A more efficient approach would be to convert these linear algebra problems into a convex objective function so that they can be efficiently solved using convex optimization techniques. A typical approach for converting these functions is via Taylor expansions or using Lagrange multipliers as both allow for efficient summation over an entire spectrum of variables.
However, these approaches only work for the case where the model is dense in the variables such as linear models. In general, when an optimization problem has a number of non-linear terms, these methods are not able to be applied due to lack of convergence.

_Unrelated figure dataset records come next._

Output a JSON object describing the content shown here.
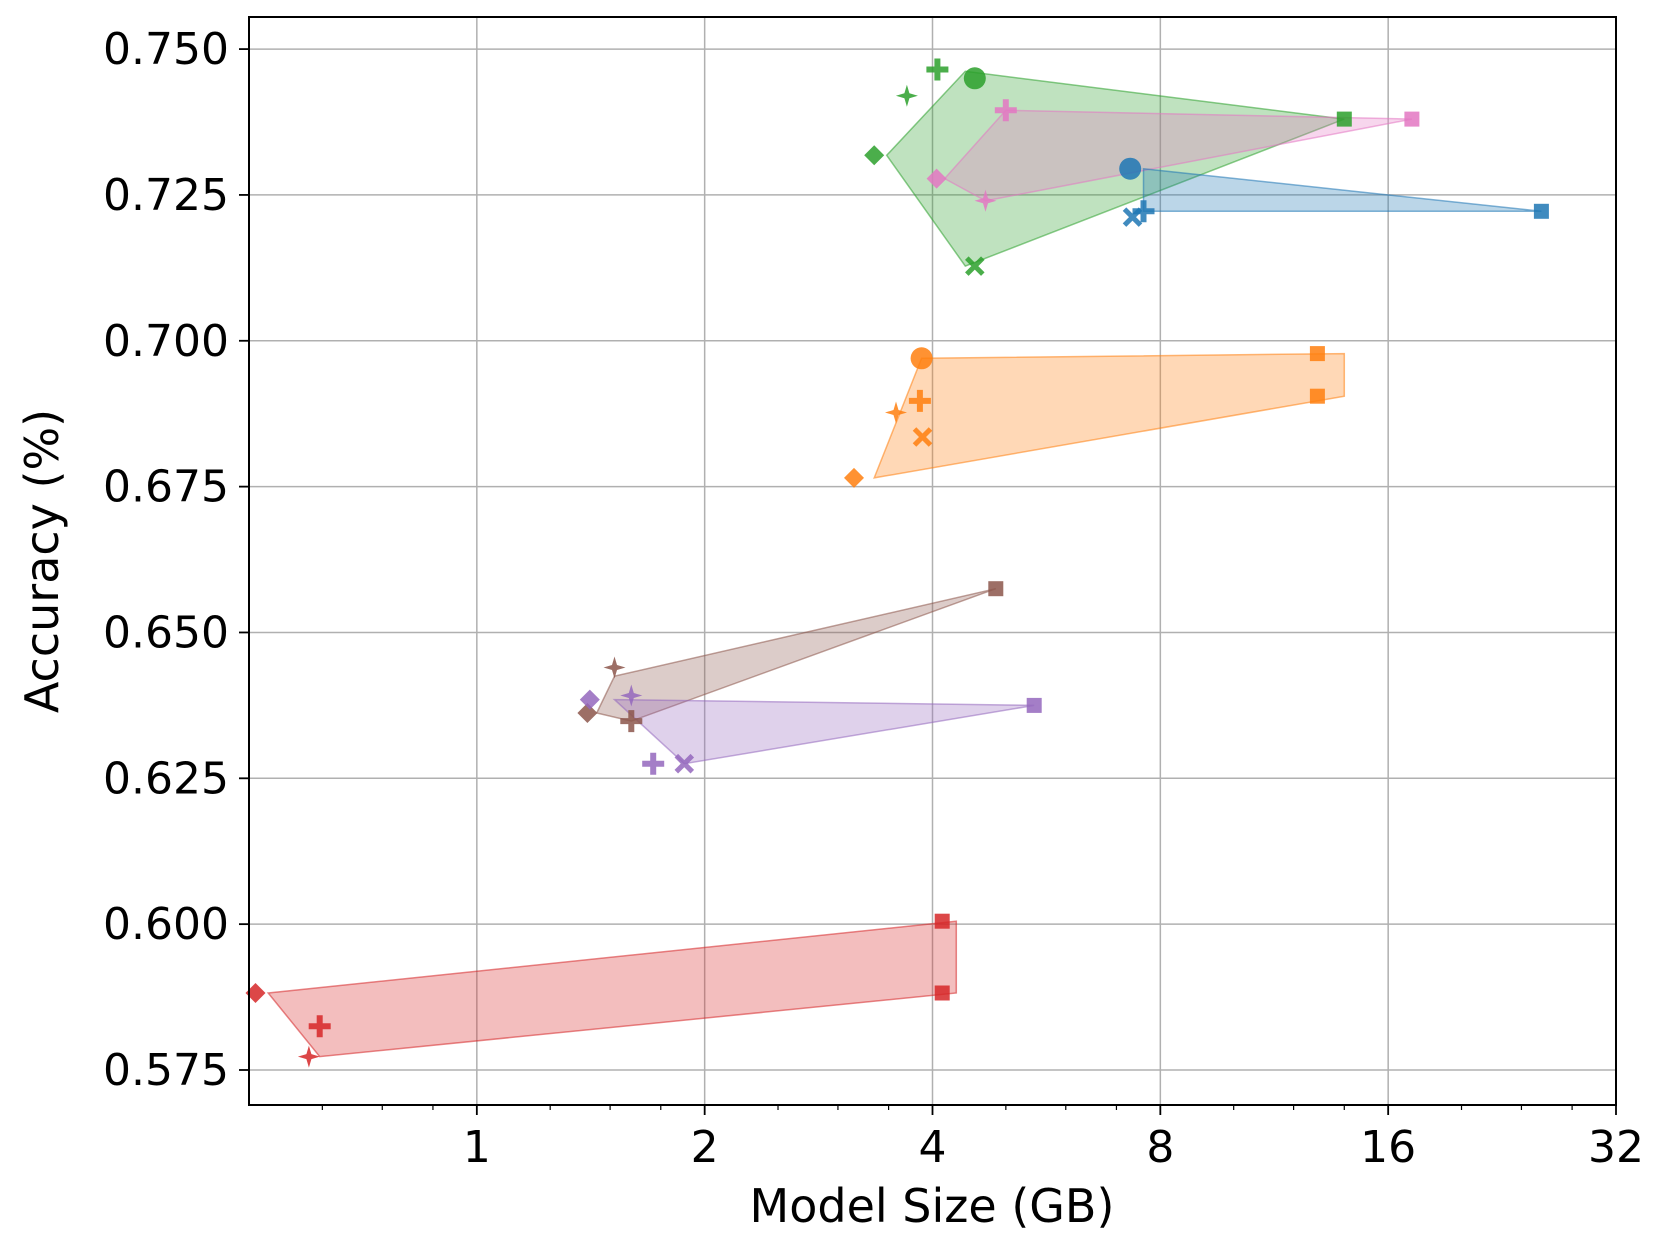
{
  "chart_data": {
    "type": "scatter",
    "title": "",
    "xlabel": "Model Size (GB)",
    "ylabel": "Accuracy (%)",
    "xscale": "log2",
    "xlim": [
      0.5,
      32
    ],
    "ylim": [
      0.569,
      0.7555
    ],
    "grid": true,
    "legend": "none",
    "xticks": [
      {
        "value": 1,
        "label": "1"
      },
      {
        "value": 2,
        "label": "2"
      },
      {
        "value": 4,
        "label": "4"
      },
      {
        "value": 8,
        "label": "8"
      },
      {
        "value": 16,
        "label": "16"
      },
      {
        "value": 32,
        "label": "32"
      }
    ],
    "yticks": [
      {
        "value": 0.575,
        "label": "0.575"
      },
      {
        "value": 0.6,
        "label": "0.600"
      },
      {
        "value": 0.625,
        "label": "0.625"
      },
      {
        "value": 0.65,
        "label": "0.650"
      },
      {
        "value": 0.675,
        "label": "0.675"
      },
      {
        "value": 0.7,
        "label": "0.700"
      },
      {
        "value": 0.725,
        "label": "0.725"
      },
      {
        "value": 0.75,
        "label": "0.750"
      }
    ],
    "series": [
      {
        "color": "#d62728",
        "points": [
          {
            "x": 0.51,
            "y": 0.5882,
            "marker": "diamond"
          },
          {
            "x": 0.62,
            "y": 0.5825,
            "marker": "plus"
          },
          {
            "x": 0.6,
            "y": 0.5773,
            "marker": "star"
          },
          {
            "x": 4.12,
            "y": 0.6005,
            "marker": "square"
          },
          {
            "x": 4.12,
            "y": 0.5882,
            "marker": "square"
          }
        ],
        "hull": [
          [
            0.53,
            0.5882
          ],
          [
            0.62,
            0.5773
          ],
          [
            4.3,
            0.5882
          ],
          [
            4.3,
            0.6005
          ],
          [
            0.53,
            0.5882
          ]
        ]
      },
      {
        "color": "#8c564b",
        "points": [
          {
            "x": 1.52,
            "y": 0.644,
            "marker": "star"
          },
          {
            "x": 1.6,
            "y": 0.6348,
            "marker": "plus"
          },
          {
            "x": 1.4,
            "y": 0.6362,
            "marker": "diamond"
          },
          {
            "x": 4.85,
            "y": 0.6575,
            "marker": "square"
          }
        ],
        "hull": [
          [
            1.44,
            0.6362
          ],
          [
            1.52,
            0.6425
          ],
          [
            4.85,
            0.6575
          ],
          [
            1.6,
            0.6348
          ],
          [
            1.44,
            0.6362
          ]
        ]
      },
      {
        "color": "#9467bd",
        "points": [
          {
            "x": 1.41,
            "y": 0.6385,
            "marker": "diamond"
          },
          {
            "x": 1.6,
            "y": 0.6392,
            "marker": "star"
          },
          {
            "x": 1.71,
            "y": 0.6275,
            "marker": "plus"
          },
          {
            "x": 1.88,
            "y": 0.6275,
            "marker": "x"
          },
          {
            "x": 5.45,
            "y": 0.6375,
            "marker": "square"
          }
        ],
        "hull": [
          [
            1.52,
            0.6385
          ],
          [
            5.45,
            0.6375
          ],
          [
            1.88,
            0.6275
          ],
          [
            1.52,
            0.6385
          ]
        ]
      },
      {
        "color": "#ff7f0e",
        "points": [
          {
            "x": 3.15,
            "y": 0.6765,
            "marker": "diamond"
          },
          {
            "x": 3.58,
            "y": 0.6877,
            "marker": "star"
          },
          {
            "x": 3.85,
            "y": 0.6897,
            "marker": "plus"
          },
          {
            "x": 3.88,
            "y": 0.6835,
            "marker": "x"
          },
          {
            "x": 3.87,
            "y": 0.697,
            "marker": "circle"
          },
          {
            "x": 12.9,
            "y": 0.6978,
            "marker": "square"
          },
          {
            "x": 12.9,
            "y": 0.6905,
            "marker": "square"
          }
        ],
        "hull": [
          [
            3.35,
            0.6765
          ],
          [
            3.87,
            0.697
          ],
          [
            14.0,
            0.6978
          ],
          [
            14.0,
            0.6905
          ],
          [
            3.35,
            0.6765
          ]
        ]
      },
      {
        "color": "#2ca02c",
        "points": [
          {
            "x": 4.06,
            "y": 0.7465,
            "marker": "plus"
          },
          {
            "x": 4.55,
            "y": 0.745,
            "marker": "circle"
          },
          {
            "x": 3.7,
            "y": 0.742,
            "marker": "star"
          },
          {
            "x": 3.35,
            "y": 0.7318,
            "marker": "diamond"
          },
          {
            "x": 4.55,
            "y": 0.7128,
            "marker": "x"
          },
          {
            "x": 14.0,
            "y": 0.738,
            "marker": "square"
          }
        ],
        "hull": [
          [
            3.48,
            0.7318
          ],
          [
            4.42,
            0.7462
          ],
          [
            14.0,
            0.738
          ],
          [
            4.42,
            0.7128
          ],
          [
            3.48,
            0.7318
          ]
        ]
      },
      {
        "color": "#e377c2",
        "points": [
          {
            "x": 5.0,
            "y": 0.7395,
            "marker": "plus"
          },
          {
            "x": 4.05,
            "y": 0.7278,
            "marker": "diamond"
          },
          {
            "x": 4.7,
            "y": 0.724,
            "marker": "star"
          },
          {
            "x": 17.2,
            "y": 0.738,
            "marker": "square"
          }
        ],
        "hull": [
          [
            4.15,
            0.7278
          ],
          [
            5.0,
            0.7395
          ],
          [
            17.2,
            0.738
          ],
          [
            4.7,
            0.724
          ],
          [
            4.15,
            0.7278
          ]
        ]
      },
      {
        "color": "#1f77b4",
        "points": [
          {
            "x": 7.3,
            "y": 0.7295,
            "marker": "circle"
          },
          {
            "x": 7.35,
            "y": 0.7212,
            "marker": "x"
          },
          {
            "x": 7.6,
            "y": 0.7222,
            "marker": "plus"
          },
          {
            "x": 25.5,
            "y": 0.7222,
            "marker": "square"
          }
        ],
        "hull": [
          [
            7.6,
            0.7295
          ],
          [
            25.5,
            0.7222
          ],
          [
            7.6,
            0.7222
          ],
          [
            7.6,
            0.7295
          ]
        ]
      }
    ]
  }
}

Using SciPy for optimization
In this blog post, we will demonstrate how to use scipy to optimize a signal using the fourier transform method. We will use a simple sinusoidal signal with precise frequency of 1Hz as an example.
The analysis is mostly divided into two portions: continuous-time and discrete-time. In continuous-time, we’ll be looking at the Fourier Transform and the Laplace Transform for basic spectral information. Using these transforms, we’ll find where in the frequency domain our minimum value will occur in terms of power density. Discrete-time will be using the FFT to get the spectrum at a specific instant in time. We’ll use Laplace Transform to compute the impulse responses of various algorithms and compare them to find which one is better in terms of minimal power density.
For this post, we won’t be using any of the signal processing libraries other than scipy . This is because scipy has a robust set of functions that cover all the needs for signal processing, thus we believe it is easier to understand at first glance and less likely to require extended reading on similar topics.
Creating a Signal
Sine waves are sometimes called pure tones because they represent a single frequency. You use sine waves to create audio because they create different peaks in the resulting frequency spectrum.
Another great thing about sine waves is that they are generated directly with NumPy. Here is some code that generates a sine wave:
import numpy as np
from matplotlib import pyplot as plt
SAMPLE_RATE = 44100 # Hertz
DURATION = 5 # Seconds
def generate_sine_wave(freq, sample_rate, duration):
x = np.linspace(0, duration, sample_rate * duration, endpoint=False)
frequencies = x * freq
# 2pi because np.sin takes radians
y = np.sin((2 * np.pi) * frequencies)
return x, y
# Generate a 2 hertz sine wave that lasts for 5 seconds
x, y = generate_sine_wave(2, SAMPLE_RATE, DURATION)
plt.plot(x, y)
plt.show()
(to be continued…)
Conclusion
We have discussed some aspects about signal processing and optimization using scipy. In the upcoming post we will continue the discussion on signal processing and optimization. If you want to know more about data science then you can check Data Science training institute in Kerala.